Photo by Johanneke Kroesbergen-Kamps on Unsplash
In mid-April last year, one of my dearest friends was diagnosed with stage IV brain cancer.
Official medicine had no cure.
His wife is one of my closest friends. They have an eight-year-old daughter.
For the first week, all I did was cry.
They were incredibly difficult months. The queen of problem-solving couldn’t find a solution.
“Everything is figureoutable.” Until it isn’t.
That experience forced me to confront the deepest questions of existence.
At some point, probably thanks to my growing interest in neuroscience, the YouTube algorithm suggested a topic I had never seriously considered before:
The hard problem of consciousness.
A door I had never noticed.
And once I crossed that threshold, an entirely new world opened up.
I discovered Federico Faggin, Bernardo Kastrup, and many others proposing a radical reversal of the paradigm:
Not consciousness emerging from matter.
But matter emerging from consciousness.
Wow. That would change my understanding of… everything.
In June 2025, a couple of months after my friend’s diagnosis, I shared my thoughts with a close friend. I told her about the pain and helplessness, but also about this unexpected parallel journey into quantum mechanics, consciousness, and philosophy.
She told me she, too, was going through a transformative period and had recently discovered a Hawaiian philosophy called Ho‘oponopono: a practice based on the idea that everything is deeply interconnected, and that our inner world profoundly shapes the outer one.

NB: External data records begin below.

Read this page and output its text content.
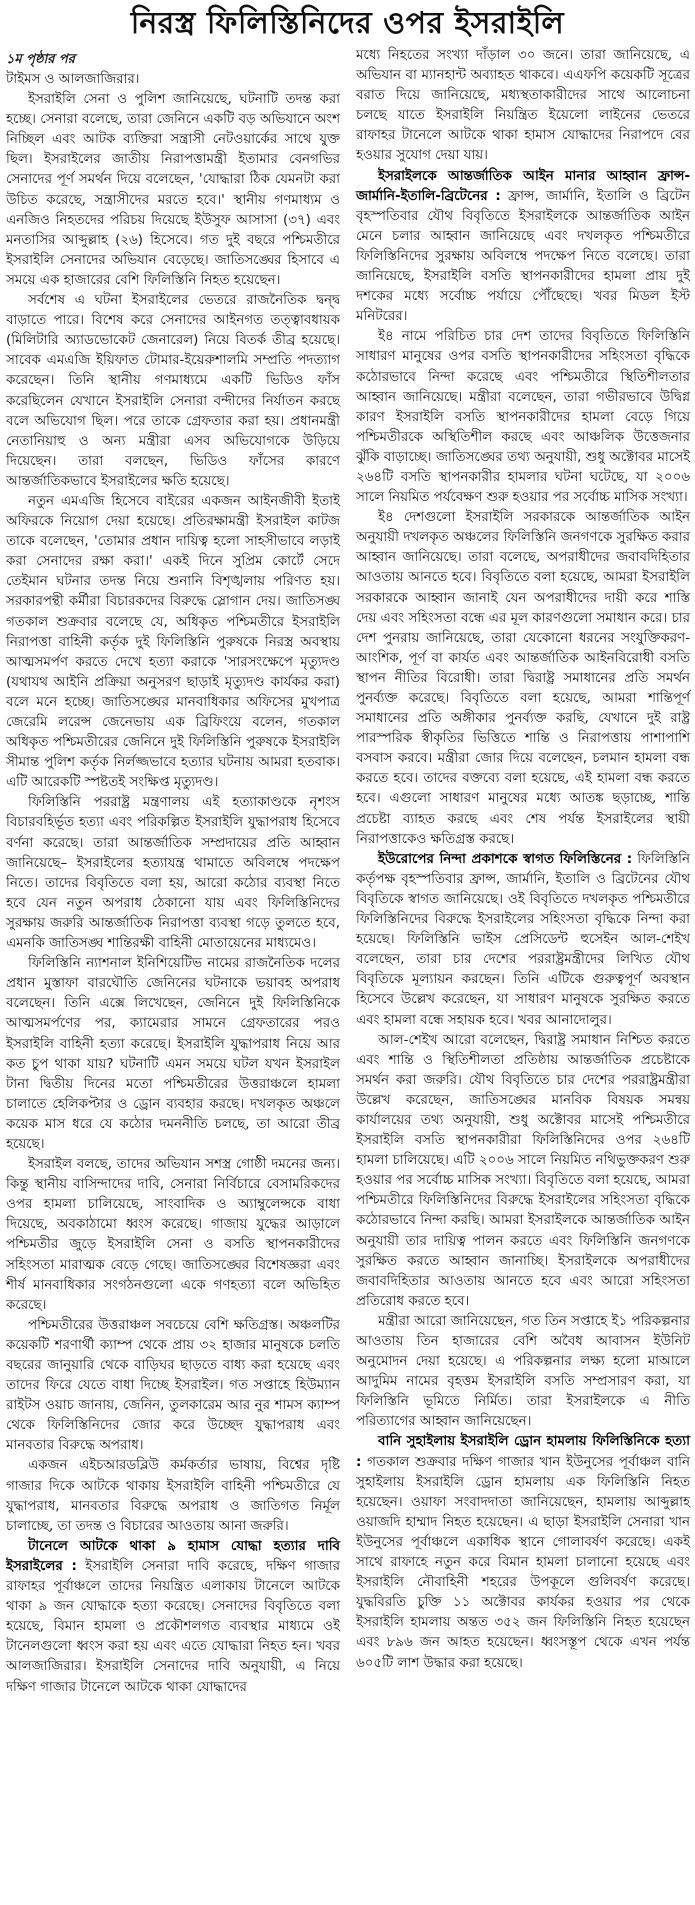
নিরস্ত্র ফিলিস্তিনিদের ওপর ইসরাইলি
১ম পৃষ্ঠার পর

টাইমস ও আলজাজিরার।

ইসরাইলি সেনা ও পুলিশ জানিয়েছে, ঘটনাটি তদন্ত করা হচ্ছে। সেনারা বলেছে, তারা জেনিনে একটি বড় অভিযানে অংশ নিচ্ছিল এবং আটক ব্যক্তিরা সন্ত্রাসী নেটওয়ার্কের সাথে যুক্ত ছিল। ইসরাইলের জাতীয় নিরাপত্তামন্ত্রী ইতামার বেনগভির সেনাদের পূর্ণ সমর্থন দিয়ে বলেছেন, 'যোদ্ধারা ঠিক যেমনটা করা উচিত করেছে, সন্ত্রাসীদের মরতে হবে।' স্থানীয় গণমাধ্যম ও এনজিও নিহতদের পরিচয় দিয়েছে ইউসুফ আসাসা (৩৭) এবং মনতাসির আব্দুল্লাহ (২৬) হিসেবে। গত দুই বছরে পশ্চিমতীরে ইসরাইলি সেনাদের অভিযান বেড়েছে। জাতিসঙ্ঘের হিসাবে এ সময়ে এক হাজারের বেশি ফিলিস্তিনি নিহত হয়েছেন।

সর্বশেষ এ ঘটনা ইসরাইলের ভেতরে রাজনৈতিক দ্বন্দ্ব বাড়াতে পারে। বিশেষ করে সেনাদের আইনগত তত্ত্বাবধায়ক (মিলিটারি অ্যাডভোকেট জেনারেল) নিয়ে বিতর্ক তীব্র হয়েছে। সাবেক এমএজি ইয়িফাত টোমার-ইয়েরুশালমি সম্প্রতি পদত্যাগ করেছেন। তিনি স্থানীয় গণমাধ্যমে একটি ভিডিও ফাঁস করেছিলেন যেখানে ইসরাইলি সেনারা বন্দীদের নির্যাতন করছে বলে অভিযোগ ছিল। পরে তাকে গ্রেফতার করা হয়। প্রধানমন্ত্রী নেতানিয়াহু ও অন্য মন্ত্রীরা এসব অভিযোগকে উড়িয়ে দিয়েছেন। তারা বলছেন, ভিডিও ফাঁসের কারণে আন্তর্জাতিকভাবে ইসরাইলের ক্ষতি হয়েছে।

নতুন এমএজি হিসেবে বাইরের একজন আইনজীবী ইতাই অফিরকে নিয়োগ দেয়া হয়েছে। প্রতিরক্ষামন্ত্রী ইসরাইল কাটজ তাকে বলেছেন, 'তোমার প্রধান দায়িত্ব হলো সাহসীভাবে লড়াই করা সেনাদের রক্ষা করা।' একই দিনে সুপ্রিম কোর্টে সেদে তেইমান ঘটনার তদন্ত নিয়ে শুনানি বিশৃঙ্খলায় পরিণত হয়। সরকারপন্থী কর্মীরা বিচারকদের বিরুদ্ধে স্লোগান দেয়। জাতিসঙ্ঘ গতকাল শুক্রবার বলেছে যে, অধিকৃত পশ্চিমতীরে ইসরাইলি নিরাপত্তা বাহিনী কর্তৃক দুই ফিলিস্তিনি পুরুষকে নিরস্ত্র অবস্থায় আত্মসমর্পণ করতে দেখে হত্যা করাকে 'সারসংক্ষেপে মৃত্যুদণ্ড (যথাযথ আইনি প্রক্রিয়া অনুসরণ ছাড়াই মৃত্যুদণ্ড কার্যকর করা) বলে মনে হচ্ছে। জাতিসঙ্ঘের মানবাধিকার অফিসের মুখপাত্র জেরেমি লরেন্স জেনেভায় এক ব্রিফিংয়ে বলেন, গতকাল অধিকৃত পশ্চিমতীরের জেনিনে দুই ফিলিস্তিনি পুরুষকে ইসরাইলি সীমান্ত পুলিশ কর্তৃক নির্লজ্জভাবে হত্যার ঘটনায় আমরা হতবাক। এটি আরেকটি স্পষ্টতই সংক্ষিপ্ত মৃত্যুদণ্ড।

ফিলিস্তিনি পররাষ্ট্র মন্ত্রণালয় এই হত্যাকাণ্ডকে নৃশংস বিচারবহির্ভূত হত্যা এবং পরিকল্পিত ইসরাইলি যুদ্ধাপরাধ হিসেবে বর্ণনা করেছে। তারা আন্তর্জাতিক সম্প্রদায়ের প্রতি আহ্বান জানিয়েছে– ইসরাইলের হত্যাযন্ত্র থামাতে অবিলম্বে পদক্ষেপ নিতে। তাদের বিবৃতিতে বলা হয়, আরো কঠোর ব্যবস্থা নিতে হবে যেন নতুন অপরাধ ঠেকানো যায় এবং ফিলিস্তিনিদের সুরক্ষায় জরুরি আন্তর্জাতিক নিরাপত্তা ব্যবস্থা গড়ে তুলতে হবে, এমনকি জাতিসঙ্ঘ শান্তিরক্ষী বাহিনী মোতায়েনের মাধ্যমেও।

ফিলিস্তিনি ন্যাশনাল ইনিশিয়েটিভ নামের রাজনৈতিক দলের প্রধান মুস্তাফা বারঘৌতি জেনিনের ঘটনাকে ভয়াবহ অপরাধ বলেছেন। তিনি এক্সে লিখেছেন, জেনিনে দুই ফিলিস্তিনিকে আত্মসমর্পণের পর, ক্যামেরার সামনে গ্রেফতারের পরও ইসরাইলি বাহিনী হত্যা করেছে। ইসরাইলি যুদ্ধাপরাধ নিয়ে আর কত চুপ থাকা যায়? ঘটনাটি এমন সময়ে ঘটল যখন ইসরাইল টানা দ্বিতীয় দিনের মতো পশ্চিমতীরের উত্তরাঞ্চলে হামলা চালাতে হেলিকপ্টার ও ড্রোন ব্যবহার করছে। দখলকৃত অঞ্চলে কয়েক মাস ধরে যে কঠোর দমননীতি চলছে, তা আরো তীব্র হয়েছে।

ইসরাইল বলছে, তাদের অভিযান সশস্ত্র গোষ্ঠী দমনের জন্য। কিন্তু স্থানীয় বাসিন্দাদের দাবি, সেনারা নির্বিচারে বেসামরিকদের ওপর হামলা চালিয়েছে, সাংবাদিক ও অ্যাম্বুলেন্সকে বাধা দিয়েছে, অবকাঠামো ধ্বংস করেছে। গাজায় যুদ্ধের আড়ালে পশ্চিমতীর জুড়ে ইসরাইলি সেনা ও বসতি স্থাপনকারীদের সহিংসতা মারাত্মক বেড়ে গেছে। জাতিসঙ্ঘের বিশেষজ্ঞরা এবং শীর্ষ মানবাধিকার সংগঠনগুলো একে গণহত্যা বলে অভিহিত করেছে।

পশ্চিমতীরের উত্তরাঞ্চল সবচেয়ে বেশি ক্ষতিগ্রস্ত। অঞ্চলটির কয়েকটি শরণার্থী ক্যাম্প থেকে প্রায় ৩২ হাজার মানুষকে চলতি বছরের জানুয়ারি থেকে বাড়িঘর ছাড়তে বাধ্য করা হয়েছে এবং তাদের ফিরে যেতে বাধা দিচ্ছে ইসরাইল। গত সপ্তাহে হিউম্যান রাইটস ওয়াচ জানায়, জেনিন, তুলকারেম আর নুর শামস ক্যাম্প থেকে ফিলিস্তিনিদের জোর করে উচ্ছেদ যুদ্ধাপরাধ এবং মানবতার বিরুদ্ধে অপরাধ।

একজন এইচআরডব্লিউ কর্মকর্তার ভাষায়, বিশ্বের দৃষ্টি গাজার দিকে আটকে থাকায় ইসরাইলি বাহিনী পশ্চিমতীরে যে যুদ্ধাপরাধ, মানবতার বিরুদ্ধে অপরাধ ও জাতিগত নির্মূল চালাচ্ছে, তা তদন্ত ও বিচারের আওতায় আনা জরুরি।

টানেলে আটকে থাকা ৯ হামাস যোদ্ধা হত্যার দাবি ইসরাইলের : ইসরাইলি সেনারা দাবি করেছে, দক্ষিণ গাজার রাফাহর পূর্বাঞ্চলে তাদের নিয়ন্ত্রিত এলাকায় টানেলে আটকে থাকা ৯ জন যোদ্ধাকে হত্যা করেছে। সেনাদের বিবৃতিতে বলা হয়েছে, বিমান হামলা ও প্রকৌশলগত ব্যবস্থার মাধ্যমে ওই টানেলগুলো ধ্বংস করা হয় এবং এতে যোদ্ধারা নিহত হন। খবর আলজাজিরার। ইসরাইলি সেনাদের দাবি অনুযায়ী, এ নিয়ে দক্ষিণ গাজার টানেলে আটকে থাকা যোদ্ধাদের

মধ্যে নিহতের সংখ্যা দাঁড়াল ৩০ জনে। তারা জানিয়েছে, এ অভিযান বা ম্যানহান্ট অব্যাহত থাকবে। এএফপি কয়েকটি সূত্রের বরাত দিয়ে জানিয়েছে, মধ্যস্থতাকারীদের সাথে আলোচনা চলছে যাতে ইসরাইলি নিয়ন্ত্রিত ইয়েলো লাইনের ভেতরে রাফাহর টানেলে আটকে থাকা হামাস যোদ্ধাদের নিরাপদে বের হওয়ার সুযোগ দেয়া যায়।

ইসরাইলকে আন্তর্জাতিক আইন মানার আহ্বান ফ্রান্স-জার্মানি-ইতালি-ব্রিটেনের : ফ্রান্স, জার্মানি, ইতালি ও ব্রিটেন বৃহস্পতিবার যৌথ বিবৃতিতে ইসরাইলকে আন্তর্জাতিক আইন মেনে চলার আহ্বান জানিয়েছে এবং দখলকৃত পশ্চিমতীরে ফিলিস্তিনিদের সুরক্ষায় অবিলম্বে পদক্ষেপ নিতে বলেছে। তারা জানিয়েছে, ইসরাইলি বসতি স্থাপনকারীদের হামলা প্রায় দুই দশকের মধ্যে সর্বোচ্চ পর্যায়ে পৌঁছেছে। খবর মিডল ইস্ট মনিটরের।

ই৪ নামে পরিচিত চার দেশ তাদের বিবৃতিতে ফিলিস্তিনি সাধারণ মানুষের ওপর বসতি স্থাপনকারীদের সহিংসতা বৃদ্ধিকে কঠোরভাবে নিন্দা করেছে এবং পশ্চিমতীরে স্থিতিশীলতার আহ্বান জানিয়েছে। মন্ত্রীরা বলেছেন, তারা গভীরভাবে উদ্বিগ্ন কারণ ইসরাইলি বসতি স্থাপনকারীদের হামলা বেড়ে গিয়ে পশ্চিমতীরকে অস্থিতিশীল করছে এবং আঞ্চলিক উত্তেজনার ঝুঁকি বাড়াচ্ছে। জাতিসঙ্ঘের তথ্য অনুযায়ী, শুধু অক্টোবর মাসেই ২৬৪টি বসতি স্থাপনকারীর হামলার ঘটনা ঘটেছে, যা ২০০৬ সালে নিয়মিত পর্যবেক্ষণ শুরু হওয়ার পর সর্বোচ্চ মাসিক সংখ্যা।

ই৪ দেশগুলো ইসরাইলি সরকারকে আন্তর্জাতিক আইন অনুযায়ী দখলকৃত অঞ্চলের ফিলিস্তিনি জনগণকে সুরক্ষিত করার আহ্বান জানিয়েছে। তারা বলেছে, অপরাধীদের জবাবদিহিতার আওতায় আনতে হবে। বিবৃতিতে বলা হয়েছে, আমরা ইসরাইলি সরকারকে আহ্বান জানাই যেন অপরাধীদের দায়ী করে শাস্তি দেয় এবং সহিংসতা বন্ধে এর মূল কারণগুলো সমাধান করে। চার দেশ পুনরায় জানিয়েছে, তারা যেকোনো ধরনের সংযুক্তিকরণ- আংশিক, পূর্ণ বা কার্যত এবং আন্তর্জাতিক আইনবিরোধী বসতি স্থাপন নীতির বিরোধী। তারা দ্বিরাষ্ট্র সমাধানের প্রতি সমর্থন পুনর্ব্যক্ত করেছে। বিবৃতিতে বলা হয়েছে, আমরা শান্তিপূর্ণ সমাধানের প্রতি অঙ্গীকার পুনর্ব্যক্ত করছি, যেখানে দুই রাষ্ট্র পারস্পরিক স্বীকৃতির ভিত্তিতে শান্তি ও নিরাপত্তায় পাশাপাশি বসবাস করবে। মন্ত্রীরা জোর দিয়ে বলেছেন, চলমান হামলা বন্ধ করতে হবে। তাদের বক্তব্যে বলা হয়েছে, এই হামলা বন্ধ করতে হবে। এগুলো সাধারণ মানুষের মধ্যে আতঙ্ক ছড়াচ্ছে, শান্তি প্রচেষ্টা ব্যাহত করছে এবং শেষ পর্যন্ত ইসরাইলের স্থায়ী নিরাপত্তাকেও ক্ষতিগ্রস্ত করছে।

ইউরোপের নিন্দা প্রকাশকে স্বাগত ফিলিস্তিনের : ফিলিস্তিনি কর্তৃপক্ষ বৃহস্পতিবার ফ্রান্স, জার্মানি, ইতালি ও ব্রিটেনের যৌথ বিবৃতিকে স্বাগত জানিয়েছে। ওই বিবৃতিতে দখলকৃত পশ্চিমতীরে ফিলিস্তিনিদের বিরুদ্ধে ইসরাইলের সহিংসতা বৃদ্ধিকে নিন্দা করা হয়েছে। ফিলিস্তিনি ভাইস প্রেসিডেন্ট হুসেইন আল-শেইখ বলেছেন, তারা চার দেশের পররাষ্ট্রমন্ত্রীদের লিখিত যৌথ বিবৃতিকে মূল্যায়ন করছেন। তিনি এটিকে গুরুত্বপূর্ণ অবস্থান হিসেবে উল্লেখ করেছেন, যা সাধারণ মানুষকে সুরক্ষিত করতে এবং হামলা বন্ধে সহায়ক হবে। খবর আনাদোলুর।

আল-শেইখ আরো বলেছেন, দ্বিরাষ্ট্র সমাধান নিশ্চিত করতে এবং শান্তি ও স্থিতিশীলতা প্রতিষ্ঠায় আন্তর্জাতিক প্রচেষ্টাকে সমর্থন করা জরুরি। যৌথ বিবৃতিতে চার দেশের পররাষ্ট্রমন্ত্রীরা উল্লেখ করেছেন, জাতিসঙ্ঘের মানবিক বিষয়ক সমন্বয় কার্যালয়ের তথ্য অনুযায়ী, শুধু অক্টোবর মাসেই পশ্চিমতীরে ইসরাইলি বসতি স্থাপনকারীরা ফিলিস্তিনিদের ওপর ২৬৪টি হামলা চালিয়েছে। এটি ২০০৬ সালে নিয়মিত নথিভুক্তকরণ শুরু হওয়ার পর সর্বোচ্চ মাসিক সংখ্যা। বিবৃতিতে বলা হয়েছে, আমরা পশ্চিমতীরে ফিলিস্তিনিদের বিরুদ্ধে ইসরাইলের সহিংসতা বৃদ্ধিকে কঠোরভাবে নিন্দা করছি। আমরা ইসরাইলকে আন্তর্জাতিক আইন অনুযায়ী তার দায়িত্ব পালন করতে এবং ফিলিস্তিনি জনগণকে সুরক্ষিত করতে আহ্বান জানাচ্ছি। ইসরাইলকে অপরাধীদের জবাবদিহিতার আওতায় আনতে হবে এবং আরো সহিংসতা প্রতিরোধ করতে হবে।

মন্ত্রীরা আরো জানিয়েছেন, গত তিন সপ্তাহে ই১ পরিকল্পনার আওতায় তিন হাজারের বেশি অবৈধ আবাসন ইউনিট অনুমোদন দেয়া হয়েছে। এ পরিকল্পনার লক্ষ্য হলো মাআলে আদুমিম নামের বৃহত্তম ইসরাইলি বসতি সম্প্রসারণ করা, যা ফিলিস্তিনি ভূমিতে নির্মিত। তারা ইসরাইলকে এ নীতি পরিত্যাগের আহ্বান জানিয়েছেন।

বানি সুহাইলায় ইসরাইলি ড্রোন হামলায় ফিলিস্তিনিকে হত্যা : গতকাল শুক্রবার দক্ষিণ গাজার খান ইউনুসের পূর্বাঞ্চল বানি সুহাইলায় ইসরাইলি ড্রোন হামলায় এক ফিলিস্তিনি নিহত হয়েছেন। ওয়াফা সংবাদদাতা জানিয়েছেন, হামলায় আব্দুল্লাহ ওয়াজদি হাম্মাদ নিহত হয়েছেন। এ ছাড়া ইসরাইলি সেনারা খান ইউনুসের পূর্বাঞ্চলে একাধিক স্থানে গোলাবর্ষণ করেছে। একই সাথে রাফাহে নতুন করে বিমান হামলা চালানো হয়েছে এবং ইসরাইলি নৌবাহিনী শহরের উপকূলে গুলিবর্ষণ করেছে। যুদ্ধবিরতি চুক্তি ১১ অক্টোবর কার্যকর হওয়ার পর থেকে ইসরাইলি হামলায় অন্তত ৩৫২ জন ফিলিস্তিনি নিহত হয়েছেন এবং ৮৯৬ জন আহত হয়েছেন। ধ্বংসস্তূপ থেকে এখন পর্যন্ত ৬০৫টি লাশ উদ্ধার করা হয়েছে।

The mantra was incredibly simple:
“I love you. Thank you.”
Love and gratitude.
The next morning, I was walking my border collie, Lucy, along the river. It was drizzling. Hardly anyone was around.
A young man in cycling gear walked toward me, pushing a road bike beside him.
As he passed me, shoulder to shoulder, he looked me straight in the eyes and said:
“I love you. Thank you.”
Then he kept walking.
I froze.
My rational mind immediately thought:
What the fuck kind of coincidence is that?
Especially because the practice involves repeating the mantra silently to yourself, not randomly saying it to strangers.
I turned around and shouted:
“I love you toooooo! Byeeeee!”
He never turned back.
A few seconds later, I sent a voice message to my friend describing exactly what had happened. That chat still exists.
Statistically, it felt wildly improbable. And in the following days, other remarkable “coincidences” happened too.
Only later would I discover Carl Jung’s concept of synchronicity: meaningful coincidences connecting inner states and outer events without obvious causality.
Even today, I oscillate between two interpretations.
Some days, I think it was a masterpiece of synchronicity.
Other days, I wonder whether it was simply cognitive bias.
But more and more often, I feel reality may be infinitely larger than what we perceive with our senses.
And once you begin to suspect that, you can no longer go back.
The journey has begun.
I still don’t know where it will lead me.